Francesco  Dragosei

L’intraprendenza gli valse il titolo di cavaliere Dragosei, la simpatia gli procurò quello di don Ciccio. Comunque a lui si guardi, si resta affascinati; su qualunque fatto si indaghi, ci si imbatte in lui.

La sua vita fu così pubblica e di tanti interessi, che ad ogni passo si intreccia con la storia della città, fino a fare con essa, talvolta, un tutt’uno. Nacque a Corigliano il 18 febbraio del 1859 e qui crebbe in una famiglia relativamente agiata, anche se prestissimo divenne orfano, avendo perso il papà, ventunenne e tenente della Guardia nazionale, per mano dei briganti. Estroverso ed emancipato, amante delle novità, fu, a suo modo, popolano ed aristocratico.

Fece di tutto: lavorò con le mani, con la mente e col cuore ed in ogni sua cosa lasciò il segno. Tanti coriglianesi realizzarono illustri e belle imprese, lui compì gesta, senz’altro, irripetibili. Sedette tra i banchi del Consiglio comunale per 35 anni e fu, fra i colleghi, sempre in prima linea. Propose e realizzò, fu attaccato e, più spesso, attaccò. Nazionalista ed interventista e, poi, fascista, fu dal partito espulso, per aver auspicato al suo interno un po’ di pulizia. Amò il bel canto e la musica e questo amore cercò di trasmetterlo anche ai giovani. Perciò, costituì e diresse, per 40 anni, una Banda musicale, che fece bella mostra di sé nelle piazze e procurò a molti un mestiere per vivere.

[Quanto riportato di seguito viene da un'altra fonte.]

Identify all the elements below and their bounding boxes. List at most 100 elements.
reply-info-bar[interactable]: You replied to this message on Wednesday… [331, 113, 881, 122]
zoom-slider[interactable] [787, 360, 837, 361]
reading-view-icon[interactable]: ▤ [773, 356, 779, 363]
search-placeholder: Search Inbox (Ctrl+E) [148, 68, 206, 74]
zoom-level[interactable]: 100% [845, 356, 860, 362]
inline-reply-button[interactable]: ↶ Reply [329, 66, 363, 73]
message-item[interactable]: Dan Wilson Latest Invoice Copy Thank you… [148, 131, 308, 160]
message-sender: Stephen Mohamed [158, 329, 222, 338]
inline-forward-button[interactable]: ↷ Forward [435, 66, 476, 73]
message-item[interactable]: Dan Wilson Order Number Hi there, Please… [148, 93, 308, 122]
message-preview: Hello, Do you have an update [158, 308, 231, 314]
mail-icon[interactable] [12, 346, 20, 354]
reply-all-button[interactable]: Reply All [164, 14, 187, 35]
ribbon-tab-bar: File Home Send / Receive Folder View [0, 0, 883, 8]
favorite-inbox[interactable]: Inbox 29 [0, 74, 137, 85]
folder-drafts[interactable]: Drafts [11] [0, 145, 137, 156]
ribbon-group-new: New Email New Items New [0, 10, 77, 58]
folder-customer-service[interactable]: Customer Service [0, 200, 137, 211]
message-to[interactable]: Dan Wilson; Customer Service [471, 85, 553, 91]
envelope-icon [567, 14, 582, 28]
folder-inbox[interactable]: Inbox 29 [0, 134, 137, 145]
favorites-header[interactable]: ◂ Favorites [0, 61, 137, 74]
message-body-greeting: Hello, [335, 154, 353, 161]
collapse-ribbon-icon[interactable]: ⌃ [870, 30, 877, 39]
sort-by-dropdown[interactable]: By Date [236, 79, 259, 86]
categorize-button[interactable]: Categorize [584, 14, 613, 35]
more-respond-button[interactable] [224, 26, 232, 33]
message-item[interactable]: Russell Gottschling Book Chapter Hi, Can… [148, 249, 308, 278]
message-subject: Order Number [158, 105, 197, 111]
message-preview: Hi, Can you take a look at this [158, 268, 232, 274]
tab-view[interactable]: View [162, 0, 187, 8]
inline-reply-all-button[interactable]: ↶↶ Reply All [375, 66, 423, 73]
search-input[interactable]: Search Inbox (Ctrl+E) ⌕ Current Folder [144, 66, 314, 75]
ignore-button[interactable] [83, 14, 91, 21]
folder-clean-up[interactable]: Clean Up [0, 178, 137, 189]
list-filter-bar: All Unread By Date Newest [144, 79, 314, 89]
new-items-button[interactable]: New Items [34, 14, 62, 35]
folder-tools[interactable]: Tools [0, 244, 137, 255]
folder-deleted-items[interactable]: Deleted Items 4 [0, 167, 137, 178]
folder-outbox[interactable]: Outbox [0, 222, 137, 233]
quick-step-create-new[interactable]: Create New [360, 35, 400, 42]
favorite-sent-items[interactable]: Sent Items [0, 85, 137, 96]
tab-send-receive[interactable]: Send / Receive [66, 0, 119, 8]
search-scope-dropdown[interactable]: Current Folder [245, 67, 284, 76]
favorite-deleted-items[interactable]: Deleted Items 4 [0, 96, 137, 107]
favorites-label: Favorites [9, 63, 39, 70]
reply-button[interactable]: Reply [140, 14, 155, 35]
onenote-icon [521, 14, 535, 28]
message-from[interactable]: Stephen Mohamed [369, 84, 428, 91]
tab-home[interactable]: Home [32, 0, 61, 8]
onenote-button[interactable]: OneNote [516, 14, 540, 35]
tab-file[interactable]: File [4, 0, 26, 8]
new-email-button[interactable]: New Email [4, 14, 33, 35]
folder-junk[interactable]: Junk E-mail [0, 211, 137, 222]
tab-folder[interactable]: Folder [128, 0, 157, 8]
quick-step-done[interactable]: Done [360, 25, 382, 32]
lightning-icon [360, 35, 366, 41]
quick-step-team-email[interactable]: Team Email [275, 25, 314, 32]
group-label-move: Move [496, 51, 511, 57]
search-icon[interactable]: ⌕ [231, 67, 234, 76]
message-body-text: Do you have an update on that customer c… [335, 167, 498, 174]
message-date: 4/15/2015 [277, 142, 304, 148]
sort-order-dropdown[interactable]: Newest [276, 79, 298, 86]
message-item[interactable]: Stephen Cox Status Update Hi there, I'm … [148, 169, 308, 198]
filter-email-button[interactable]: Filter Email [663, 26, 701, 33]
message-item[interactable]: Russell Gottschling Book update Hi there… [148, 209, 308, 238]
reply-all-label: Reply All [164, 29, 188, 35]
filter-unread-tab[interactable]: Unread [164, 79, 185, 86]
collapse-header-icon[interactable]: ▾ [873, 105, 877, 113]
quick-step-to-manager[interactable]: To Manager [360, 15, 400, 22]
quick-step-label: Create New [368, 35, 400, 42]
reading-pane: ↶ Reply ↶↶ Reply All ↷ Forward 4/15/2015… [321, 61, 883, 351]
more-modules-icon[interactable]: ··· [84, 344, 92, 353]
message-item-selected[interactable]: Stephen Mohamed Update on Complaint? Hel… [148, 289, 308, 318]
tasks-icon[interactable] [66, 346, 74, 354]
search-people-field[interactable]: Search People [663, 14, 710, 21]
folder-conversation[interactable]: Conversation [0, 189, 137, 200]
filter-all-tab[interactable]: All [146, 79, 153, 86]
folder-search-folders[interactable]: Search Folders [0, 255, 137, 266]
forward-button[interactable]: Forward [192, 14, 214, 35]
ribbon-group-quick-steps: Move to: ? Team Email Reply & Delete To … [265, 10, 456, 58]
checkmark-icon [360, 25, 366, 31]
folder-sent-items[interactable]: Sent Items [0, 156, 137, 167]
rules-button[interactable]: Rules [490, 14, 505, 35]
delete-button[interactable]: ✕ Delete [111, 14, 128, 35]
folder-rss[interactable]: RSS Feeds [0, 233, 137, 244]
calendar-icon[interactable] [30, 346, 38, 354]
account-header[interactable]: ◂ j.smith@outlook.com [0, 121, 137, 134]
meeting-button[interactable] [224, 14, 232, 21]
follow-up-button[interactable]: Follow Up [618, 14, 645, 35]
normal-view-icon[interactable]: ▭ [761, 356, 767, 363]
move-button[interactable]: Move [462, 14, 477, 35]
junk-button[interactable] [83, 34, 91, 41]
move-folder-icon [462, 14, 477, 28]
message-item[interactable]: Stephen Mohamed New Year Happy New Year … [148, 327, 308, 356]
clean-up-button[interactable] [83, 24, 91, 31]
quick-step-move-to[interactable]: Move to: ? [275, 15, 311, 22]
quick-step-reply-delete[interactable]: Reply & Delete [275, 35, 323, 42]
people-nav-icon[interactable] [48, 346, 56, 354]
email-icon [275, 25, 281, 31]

 Don Ciccio coltivò anche il teatro e, per ospitare compagnie ed attrici, spese non poco del suo; e spese ancora di più, una fortuna, l’equivalente di 30 ettari di proprietà familiare, per impiantare a Corigliano un cinema, il primo in tutta la Calabria. Comprò nel 1905 un proiettore ed una macchina per la produzione di energia elettrica e, nel 1909, un nuovo proiettore, quest’ultimo più sofisticato, dal momento che il primo impianto era scoppiato nel corso della serata inaugurale. La sua creatura più nobile, fiore all’occhiello suo e gloria della città fu, però, Il Popolano, il periodico delle mille battaglie, che il cavaliere progettò e firmò, quale direttore responsabile, dal dicembre del 1882 al maggio del 1930. lo stampò nella sua tipografia, la prima a Corigliano, ed attorno ad esso raccolse studenti e professionisti, il meglio del paese e dei dintorni. Nato “per discutere alla buona i bisogni della cittadinanza”, il giornale adempì senz’altro alla promessa. Trattò di cronaca e di costume, di arte e di cultura, ma, soprattutto, di politica; in genere, graffiò e fece male. Per i Coriglianesi sparsi nel mondo fu anche strumento di informazione e di raccordo. Molti cercarono di imitarlo, ma nessuno vi riuscì. Quando il fascismo lo soppresse, terminò la più bella esperienza giornalistica di Corigliano. Un po’ Francesco Dragosei morì allora, insieme al suo giornale; poi, consumato dagli anni e dai mali, si spense del tutto il 9 ottobre del 1938.  Pragmatico e sognatore, tre volte sposo, legato alla sua città ed insieme infaticabile viaggiatore, geloso della famiglia, eppur galante, resta per i Coriglianesi un mito. Vincenzo Tieri, uomo di cultura e di esperienza, scrisse di lui così: “Dragosei fu per il suo paese una fonte di energia, di operosità, d’iniziative ovunque da lui strenuamente difese: in piazza, in consiglio comunale, sul giornale. La sua cultura non era vasta né profonda, ma infinitamente varia; inquiete e instancabili erano le sue curiosità intellettuali e sociali, acutissimo il suo fiuto di quel che andava e di quel che non andava, numerosi gli interessi materiali e spirituali che ne facevano il promotore delle più importanti attività cittadine”. Avergli dedicato una strada, è veramente poco, niente.